One in four adults, or 61 million people, are disabled in the United States, yet the myth of the able body persists. The fact is, all bodies have different needs and abilities over their lifetimes. As these books show, creating an imaginative and accessible world helps everyone.
In Sitting Pretty: The View From My Ordinary Resilient Disabled Body, Rebekah Taussig shares her experiences of disability in eight provoking and lyrical essays. As a child, Taussig moved her body with joy and confidence. But as she grew older, her environment told her a different story about her body. She noticed how many spaces weren’t made for her needs, saw the pitying looks strangers gave her and heard ableist narratives from the media, in which disabled bodies like hers were either weak or objects for other people’s inspiration. Gradually, she stopped feeling comfortable in her body. In her book, Taussig discusses everything from how the disabled body is left out of feminist conversations, to uncomfortable experiences with kindness, to love, sex and marriage as a disabled person. This collection is essential reading, and its intimate writing style will help readers see disabled folks as the human beings they have always been.

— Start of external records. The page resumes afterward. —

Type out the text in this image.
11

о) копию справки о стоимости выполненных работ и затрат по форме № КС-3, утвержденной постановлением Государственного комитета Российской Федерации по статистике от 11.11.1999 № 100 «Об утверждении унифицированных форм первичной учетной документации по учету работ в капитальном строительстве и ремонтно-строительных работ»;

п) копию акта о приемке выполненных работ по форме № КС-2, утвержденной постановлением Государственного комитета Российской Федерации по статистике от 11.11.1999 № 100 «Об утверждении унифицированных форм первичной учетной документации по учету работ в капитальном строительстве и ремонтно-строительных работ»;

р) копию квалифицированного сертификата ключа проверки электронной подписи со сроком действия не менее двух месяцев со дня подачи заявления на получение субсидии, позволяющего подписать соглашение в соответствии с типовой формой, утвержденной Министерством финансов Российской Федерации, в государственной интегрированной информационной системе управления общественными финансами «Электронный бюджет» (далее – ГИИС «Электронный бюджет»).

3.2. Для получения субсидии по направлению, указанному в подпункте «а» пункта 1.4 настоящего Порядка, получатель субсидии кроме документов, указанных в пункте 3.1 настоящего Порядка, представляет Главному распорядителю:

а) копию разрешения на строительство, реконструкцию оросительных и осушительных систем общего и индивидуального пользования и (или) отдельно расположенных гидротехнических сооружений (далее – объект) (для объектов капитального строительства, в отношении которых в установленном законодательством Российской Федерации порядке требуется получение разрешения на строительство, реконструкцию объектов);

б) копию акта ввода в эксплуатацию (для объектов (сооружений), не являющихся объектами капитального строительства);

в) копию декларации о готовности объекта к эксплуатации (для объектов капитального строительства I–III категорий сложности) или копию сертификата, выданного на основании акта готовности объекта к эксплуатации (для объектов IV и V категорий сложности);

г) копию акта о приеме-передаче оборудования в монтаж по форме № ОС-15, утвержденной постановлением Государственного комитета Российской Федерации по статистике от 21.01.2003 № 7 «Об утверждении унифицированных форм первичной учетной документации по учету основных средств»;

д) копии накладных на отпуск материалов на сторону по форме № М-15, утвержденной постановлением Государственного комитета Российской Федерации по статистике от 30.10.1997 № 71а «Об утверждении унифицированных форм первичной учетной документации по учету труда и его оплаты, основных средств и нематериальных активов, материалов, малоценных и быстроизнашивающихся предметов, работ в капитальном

In “More Than a Defect,” Taussig describes teaching her high school students two models of disability: the medical model and the social model. The medical model is the most common way of viewing disability; it views the disabled body as an object to be fixed. In the social model, the environment that surrounds a disabled body is the object that needs to be fixed. When we use the social model, we begin to see how our culture stereotypes disabled bodies and creates inaccessible environments.
What Can a Body Do? How We Meet the Built World by Sara Hendren focuses on these created environments through seven essays that look at specific objects of design. In the chapter titled “Chair,” she tells the story of a cardboard chair created by the Adaptive Design Association and how it benefits Niko, a toddler with a rare genetic condition called STXBP1. The chair is sustainable, affordable and adaptable to individual needs.
Through stories like Niko’s, Hendren shows that the purpose of accessible design should not be to fix a body, but rather to meet the body where it is. Reshaping and expanding the built world can accommodate many ways of being human. For example, sidewalk curb cuts were created for wheelchair access, but parents with strollers and travelers with rolling suitcases also benefit from their implementation. By applying “what if” questions to practical design, we can build spaces that accommodate every body. What Can a Body Do? is a fascinating look at the ingenuity behind these accessible designs.